A few weeks ago Alfons Kemper of TU Munich visited EMC/Greenplum and gave a presentation on his latest research project (joint work with Thomas Neumann): an elegant yet astonishingly powerful implementation of a database system, called HyPer, that boasts both massive OLTP throughput as well as strong OLAP query numbers. More importantly, there are a few general takeaways buried in there that merit a closer look.
The idea is as simple as striking—exploit the OS’s memory management when forking processes to implement shadow-paging. Recall, when forking a process the child inherits the parent’s memory snapshot and modifications by the child process to any page are managed copy-on-write-style, i.e., only the pages that are modified are actually copied. Make sure all data fits into main-memory, serialize all writes, and besides one writer permit only read queries and you get a database system that excels at OLAP and OLTP workloads.
The principle is phenomenally simple and keeps unnecessary complexity at bay. HyPer boasts some impressive performance on a mixed TPC-H/TPC-C benchmark which captures both extremes of high-frequency updates and read-only OLAP queries (although nothing in between). At its current stage HyPer is a prototype that comes with a number of limitations that suggest a fair amount of engineering is required before it can be put in the hands of users. Also, not everybody might agree that TCP-C and TPC-H together actually make for what people commonly call a mixed workload. However, all this aside, HyPer offers a couple of profound insights:
- Leverage your OS. Database systems re-implement lots of OS functionality to achieve portability among other things. HyPer is astonishingly simple to implement because it avoids exactly this re-implementation. Its raw performance of 100,000+ tps is accomplished by using one of the most fundamental OS facilities. Given the central role of memory management within the OS we can safely expect continuous performance improvements on the OS’s side. This is going to be a free ride for HyPer.

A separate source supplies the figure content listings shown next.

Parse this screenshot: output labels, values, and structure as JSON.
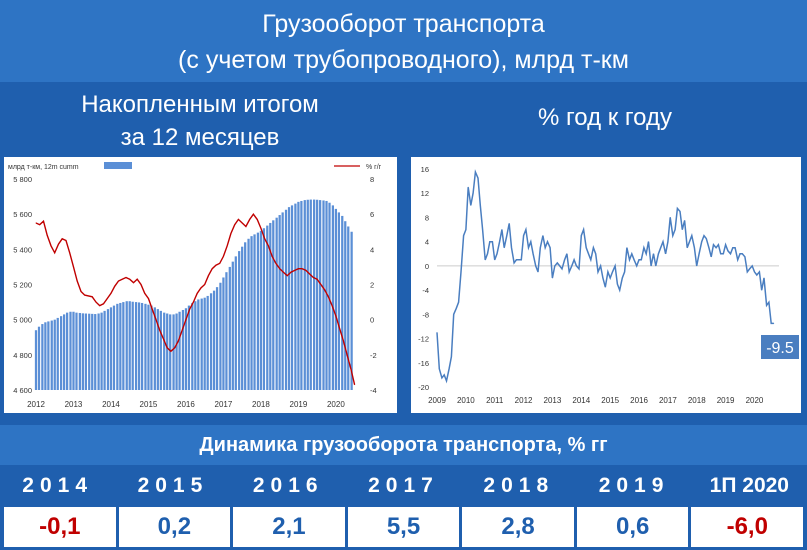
{
  "header": {
    "line1": "Грузооборот транспорта",
    "line2": "(с учетом трубопроводного), млрд т-км"
  },
  "subtitles": {
    "left_line1": "Накопленным итогом",
    "left_line2": "за 12 месяцев",
    "right": "% год к году"
  },
  "colors": {
    "bar": "#5b8fd6",
    "line_red": "#c00000",
    "line_blue": "#4a7ec0",
    "negative": "#c00000",
    "positive": "#1f5fae"
  },
  "chart_data": [
    {
      "type": "bar",
      "legend": {
        "bars": "млрд т-км, 12m cumm",
        "line": "% г/г"
      },
      "x_labels": [
        "2012",
        "2013",
        "2014",
        "2015",
        "2016",
        "2017",
        "2018",
        "2019",
        "2020"
      ],
      "yleft_ticks": [
        "5 800",
        "5 600",
        "5 400",
        "5 200",
        "5 000",
        "4 800",
        "4 600"
      ],
      "yright_ticks": [
        "8",
        "6",
        "4",
        "2",
        "0",
        "-2",
        "-4"
      ],
      "ylim_left": [
        4600,
        5800
      ],
      "ylim_right": [
        -4,
        8
      ],
      "x_range": [
        2012.0,
        2020.75
      ],
      "bars_12m": [
        [
          2012.0,
          4940
        ],
        [
          2012.08,
          4960
        ],
        [
          2012.17,
          4975
        ],
        [
          2012.25,
          4985
        ],
        [
          2012.33,
          4990
        ],
        [
          2012.42,
          4995
        ],
        [
          2012.5,
          5000
        ],
        [
          2012.58,
          5010
        ],
        [
          2012.67,
          5020
        ],
        [
          2012.75,
          5030
        ],
        [
          2012.83,
          5040
        ],
        [
          2012.92,
          5045
        ],
        [
          2013.0,
          5045
        ],
        [
          2013.08,
          5040
        ],
        [
          2013.17,
          5038
        ],
        [
          2013.25,
          5036
        ],
        [
          2013.33,
          5035
        ],
        [
          2013.42,
          5034
        ],
        [
          2013.5,
          5033
        ],
        [
          2013.58,
          5032
        ],
        [
          2013.67,
          5035
        ],
        [
          2013.75,
          5040
        ],
        [
          2013.83,
          5050
        ],
        [
          2013.92,
          5060
        ],
        [
          2014.0,
          5070
        ],
        [
          2014.08,
          5080
        ],
        [
          2014.17,
          5090
        ],
        [
          2014.25,
          5095
        ],
        [
          2014.33,
          5100
        ],
        [
          2014.42,
          5105
        ],
        [
          2014.5,
          5105
        ],
        [
          2014.58,
          5102
        ],
        [
          2014.67,
          5100
        ],
        [
          2014.75,
          5098
        ],
        [
          2014.83,
          5095
        ],
        [
          2014.92,
          5090
        ],
        [
          2015.0,
          5085
        ],
        [
          2015.08,
          5080
        ],
        [
          2015.17,
          5070
        ],
        [
          2015.25,
          5060
        ],
        [
          2015.33,
          5050
        ],
        [
          2015.42,
          5040
        ],
        [
          2015.5,
          5035
        ],
        [
          2015.58,
          5030
        ],
        [
          2015.67,
          5030
        ],
        [
          2015.75,
          5035
        ],
        [
          2015.83,
          5045
        ],
        [
          2015.92,
          5055
        ],
        [
          2016.0,
          5065
        ],
        [
          2016.08,
          5080
        ],
        [
          2016.17,
          5095
        ],
        [
          2016.25,
          5105
        ],
        [
          2016.33,
          5115
        ],
        [
          2016.42,
          5120
        ],
        [
          2016.5,
          5125
        ],
        [
          2016.58,
          5135
        ],
        [
          2016.67,
          5150
        ],
        [
          2016.75,
          5165
        ],
        [
          2016.83,
          5185
        ],
        [
          2016.92,
          5210
        ],
        [
          2017.0,
          5240
        ],
        [
          2017.08,
          5270
        ],
        [
          2017.17,
          5300
        ],
        [
          2017.25,
          5330
        ],
        [
          2017.33,
          5360
        ],
        [
          2017.42,
          5390
        ],
        [
          2017.5,
          5415
        ],
        [
          2017.58,
          5440
        ],
        [
          2017.67,
          5460
        ],
        [
          2017.75,
          5475
        ],
        [
          2017.83,
          5485
        ],
        [
          2017.92,
          5495
        ],
        [
          2018.0,
          5505
        ],
        [
          2018.08,
          5520
        ],
        [
          2018.17,
          5535
        ],
        [
          2018.25,
          5550
        ],
        [
          2018.33,
          5565
        ],
        [
          2018.42,
          5580
        ],
        [
          2018.5,
          5595
        ],
        [
          2018.58,
          5610
        ],
        [
          2018.67,
          5625
        ],
        [
          2018.75,
          5640
        ],
        [
          2018.83,
          5650
        ],
        [
          2018.92,
          5660
        ],
        [
          2019.0,
          5670
        ],
        [
          2019.08,
          5675
        ],
        [
          2019.17,
          5680
        ],
        [
          2019.25,
          5682
        ],
        [
          2019.33,
          5683
        ],
        [
          2019.42,
          5683
        ],
        [
          2019.5,
          5682
        ],
        [
          2019.58,
          5680
        ],
        [
          2019.67,
          5678
        ],
        [
          2019.75,
          5675
        ],
        [
          2019.83,
          5665
        ],
        [
          2019.92,
          5650
        ],
        [
          2020.0,
          5630
        ],
        [
          2020.08,
          5610
        ],
        [
          2020.17,
          5590
        ],
        [
          2020.25,
          5560
        ],
        [
          2020.33,
          5530
        ],
        [
          2020.42,
          5500
        ]
      ],
      "line_yoy": [
        [
          2012.0,
          5.5
        ],
        [
          2012.1,
          5.4
        ],
        [
          2012.2,
          5.6
        ],
        [
          2012.3,
          4.8
        ],
        [
          2012.4,
          4.2
        ],
        [
          2012.5,
          3.8
        ],
        [
          2012.6,
          4.3
        ],
        [
          2012.7,
          4.6
        ],
        [
          2012.8,
          4.5
        ],
        [
          2012.9,
          3.8
        ],
        [
          2013.0,
          3.0
        ],
        [
          2013.1,
          2.2
        ],
        [
          2013.2,
          1.6
        ],
        [
          2013.3,
          1.4
        ],
        [
          2013.5,
          1.3
        ],
        [
          2013.6,
          1.0
        ],
        [
          2013.7,
          0.8
        ],
        [
          2013.8,
          0.9
        ],
        [
          2013.9,
          1.2
        ],
        [
          2014.0,
          1.5
        ],
        [
          2014.1,
          1.9
        ],
        [
          2014.2,
          2.2
        ],
        [
          2014.3,
          2.3
        ],
        [
          2014.4,
          2.4
        ],
        [
          2014.5,
          2.3
        ],
        [
          2014.6,
          2.1
        ],
        [
          2014.7,
          2.3
        ],
        [
          2014.8,
          2.0
        ],
        [
          2014.9,
          1.5
        ],
        [
          2015.0,
          1.2
        ],
        [
          2015.1,
          0.6
        ],
        [
          2015.2,
          0.0
        ],
        [
          2015.3,
          -0.6
        ],
        [
          2015.4,
          -1.1
        ],
        [
          2015.5,
          -1.6
        ],
        [
          2015.6,
          -1.8
        ],
        [
          2015.7,
          -1.6
        ],
        [
          2015.8,
          -1.2
        ],
        [
          2015.9,
          -0.6
        ],
        [
          2016.0,
          0.0
        ],
        [
          2016.1,
          0.6
        ],
        [
          2016.2,
          1.0
        ],
        [
          2016.3,
          1.5
        ],
        [
          2016.4,
          1.8
        ],
        [
          2016.5,
          2.0
        ],
        [
          2016.6,
          2.5
        ],
        [
          2016.7,
          2.9
        ],
        [
          2016.8,
          3.1
        ],
        [
          2016.9,
          3.2
        ],
        [
          2017.0,
          3.6
        ],
        [
          2017.1,
          4.2
        ],
        [
          2017.2,
          4.9
        ],
        [
          2017.3,
          5.4
        ],
        [
          2017.4,
          5.7
        ],
        [
          2017.5,
          5.5
        ],
        [
          2017.6,
          5.3
        ],
        [
          2017.7,
          5.7
        ],
        [
          2017.8,
          6.0
        ],
        [
          2017.9,
          5.7
        ],
        [
          2018.0,
          5.2
        ],
        [
          2018.1,
          4.6
        ],
        [
          2018.2,
          4.2
        ],
        [
          2018.3,
          3.6
        ],
        [
          2018.4,
          3.2
        ],
        [
          2018.5,
          2.9
        ],
        [
          2018.6,
          2.7
        ],
        [
          2018.7,
          2.5
        ],
        [
          2018.8,
          2.7
        ],
        [
          2018.9,
          2.8
        ],
        [
          2019.0,
          2.9
        ],
        [
          2019.1,
          2.9
        ],
        [
          2019.2,
          2.8
        ],
        [
          2019.3,
          2.6
        ],
        [
          2019.4,
          2.4
        ],
        [
          2019.5,
          2.3
        ],
        [
          2019.6,
          2.0
        ],
        [
          2019.7,
          1.7
        ],
        [
          2019.8,
          1.3
        ],
        [
          2019.9,
          0.8
        ],
        [
          2020.0,
          0.2
        ],
        [
          2020.1,
          -0.5
        ],
        [
          2020.2,
          -1.2
        ],
        [
          2020.3,
          -2.0
        ],
        [
          2020.4,
          -2.8
        ],
        [
          2020.5,
          -3.7
        ]
      ]
    },
    {
      "type": "line",
      "x_labels": [
        "2009",
        "2010",
        "2011",
        "2012",
        "2013",
        "2014",
        "2015",
        "2016",
        "2017",
        "2018",
        "2019",
        "2020"
      ],
      "y_ticks": [
        "16",
        "12",
        "8",
        "4",
        "0",
        "-4",
        "-8",
        "-12",
        "-16",
        "-20"
      ],
      "ylim": [
        -20,
        16
      ],
      "x_range": [
        2009.0,
        2020.85
      ],
      "end_label": "-9.5",
      "values": [
        [
          2009.0,
          -11
        ],
        [
          2009.08,
          -17
        ],
        [
          2009.17,
          -18.5
        ],
        [
          2009.25,
          -18
        ],
        [
          2009.33,
          -19
        ],
        [
          2009.42,
          -17
        ],
        [
          2009.5,
          -15
        ],
        [
          2009.58,
          -8
        ],
        [
          2009.67,
          -7
        ],
        [
          2009.75,
          -6
        ],
        [
          2009.83,
          -1
        ],
        [
          2009.92,
          5
        ],
        [
          2010.0,
          6
        ],
        [
          2010.08,
          13
        ],
        [
          2010.17,
          10
        ],
        [
          2010.25,
          12
        ],
        [
          2010.33,
          15.5
        ],
        [
          2010.42,
          14.5
        ],
        [
          2010.5,
          10
        ],
        [
          2010.58,
          6
        ],
        [
          2010.67,
          1
        ],
        [
          2010.75,
          2
        ],
        [
          2010.83,
          4
        ],
        [
          2010.92,
          4
        ],
        [
          2011.0,
          1
        ],
        [
          2011.08,
          2
        ],
        [
          2011.17,
          4
        ],
        [
          2011.25,
          6
        ],
        [
          2011.33,
          3
        ],
        [
          2011.42,
          5
        ],
        [
          2011.5,
          7
        ],
        [
          2011.58,
          3
        ],
        [
          2011.67,
          0.5
        ],
        [
          2011.75,
          1
        ],
        [
          2011.83,
          1
        ],
        [
          2011.92,
          1
        ],
        [
          2012.0,
          5
        ],
        [
          2012.08,
          6
        ],
        [
          2012.17,
          3
        ],
        [
          2012.25,
          4
        ],
        [
          2012.33,
          2
        ],
        [
          2012.42,
          0
        ],
        [
          2012.5,
          -1
        ],
        [
          2012.58,
          3
        ],
        [
          2012.67,
          5
        ],
        [
          2012.75,
          3
        ],
        [
          2012.83,
          4
        ],
        [
          2012.92,
          3
        ],
        [
          2013.0,
          -2
        ],
        [
          2013.08,
          0
        ],
        [
          2013.17,
          0.5
        ],
        [
          2013.25,
          0
        ],
        [
          2013.33,
          -0.5
        ],
        [
          2013.42,
          1
        ],
        [
          2013.5,
          2
        ],
        [
          2013.58,
          -1
        ],
        [
          2013.67,
          0
        ],
        [
          2013.75,
          1
        ],
        [
          2013.83,
          0
        ],
        [
          2013.92,
          -0.5
        ],
        [
          2014.0,
          5
        ],
        [
          2014.08,
          6
        ],
        [
          2014.17,
          3
        ],
        [
          2014.25,
          2
        ],
        [
          2014.33,
          1
        ],
        [
          2014.42,
          3
        ],
        [
          2014.5,
          2
        ],
        [
          2014.58,
          -1
        ],
        [
          2014.67,
          0
        ],
        [
          2014.75,
          -2
        ],
        [
          2014.83,
          -3.5
        ],
        [
          2014.92,
          -1
        ],
        [
          2015.0,
          -2
        ],
        [
          2015.08,
          -1
        ],
        [
          2015.17,
          0
        ],
        [
          2015.25,
          -3
        ],
        [
          2015.33,
          -4
        ],
        [
          2015.42,
          -2
        ],
        [
          2015.5,
          -1
        ],
        [
          2015.58,
          3
        ],
        [
          2015.67,
          1
        ],
        [
          2015.75,
          2
        ],
        [
          2015.83,
          1
        ],
        [
          2015.92,
          0
        ],
        [
          2016.0,
          1
        ],
        [
          2016.08,
          1
        ],
        [
          2016.17,
          3
        ],
        [
          2016.25,
          2
        ],
        [
          2016.33,
          4
        ],
        [
          2016.42,
          0
        ],
        [
          2016.5,
          2
        ],
        [
          2016.58,
          0
        ],
        [
          2016.67,
          2
        ],
        [
          2016.75,
          3
        ],
        [
          2016.83,
          4
        ],
        [
          2016.92,
          2
        ],
        [
          2017.0,
          4
        ],
        [
          2017.08,
          8
        ],
        [
          2017.17,
          5
        ],
        [
          2017.25,
          6
        ],
        [
          2017.33,
          9.5
        ],
        [
          2017.42,
          9
        ],
        [
          2017.5,
          6
        ],
        [
          2017.58,
          7.5
        ],
        [
          2017.67,
          3
        ],
        [
          2017.75,
          4
        ],
        [
          2017.83,
          5
        ],
        [
          2017.92,
          3
        ],
        [
          2018.0,
          0
        ],
        [
          2018.08,
          2
        ],
        [
          2018.17,
          4
        ],
        [
          2018.25,
          5
        ],
        [
          2018.33,
          4.5
        ],
        [
          2018.42,
          3
        ],
        [
          2018.5,
          1.5
        ],
        [
          2018.58,
          3.5
        ],
        [
          2018.67,
          3
        ],
        [
          2018.75,
          3.5
        ],
        [
          2018.83,
          2
        ],
        [
          2018.92,
          2
        ],
        [
          2019.0,
          3.5
        ],
        [
          2019.08,
          2.5
        ],
        [
          2019.17,
          2
        ],
        [
          2019.25,
          3
        ],
        [
          2019.33,
          3
        ],
        [
          2019.42,
          1
        ],
        [
          2019.5,
          2
        ],
        [
          2019.58,
          2
        ],
        [
          2019.67,
          1.5
        ],
        [
          2019.75,
          -1
        ],
        [
          2019.83,
          -0.5
        ],
        [
          2019.92,
          0
        ],
        [
          2020.0,
          -1
        ],
        [
          2020.08,
          -1.5
        ],
        [
          2020.17,
          -1
        ],
        [
          2020.25,
          -4
        ],
        [
          2020.33,
          -2
        ],
        [
          2020.42,
          -6.5
        ],
        [
          2020.5,
          -6
        ],
        [
          2020.58,
          -9.5
        ],
        [
          2020.67,
          -9.5
        ]
      ]
    }
  ],
  "table": {
    "title": "Динамика грузооборота транспорта, % гг",
    "years": [
      "2014",
      "2015",
      "2016",
      "2017",
      "2018",
      "2019",
      "1П 2020"
    ],
    "values": [
      "-0,1",
      "0,2",
      "2,1",
      "5,5",
      "2,8",
      "0,6",
      "-6,0"
    ],
    "value_signs": [
      "neg",
      "pos",
      "pos",
      "pos",
      "pos",
      "pos",
      "neg"
    ]
  }
}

- Leverage your compiler. The queries are written in C and compiled. A number of research prototypes have demonstrated significant performance gains through compilation recently—which by the way is a technique that is as old as relational databases but had temporarily gone out of fashion. Further development of compiler technology continuously tries to better exploit new hardware developments and we can expect immediate performance increases here too.
The first questions conventional database architecture and you may or may not agree with the resulting design limitations. However, the second is much more interesting: the whole discussion of CPU caches, batching or vectorizing of data we have seen in recent years simply does not matter and the numbers seem to back it. Supposedly, these techniques do not even add to HyPer’s performance when applied on top of the current implementation.
This is good news for the practitioner as it suggests we can safely trust the OS/hardware/compiler folks do what they are best at and we can focus on the real database problems!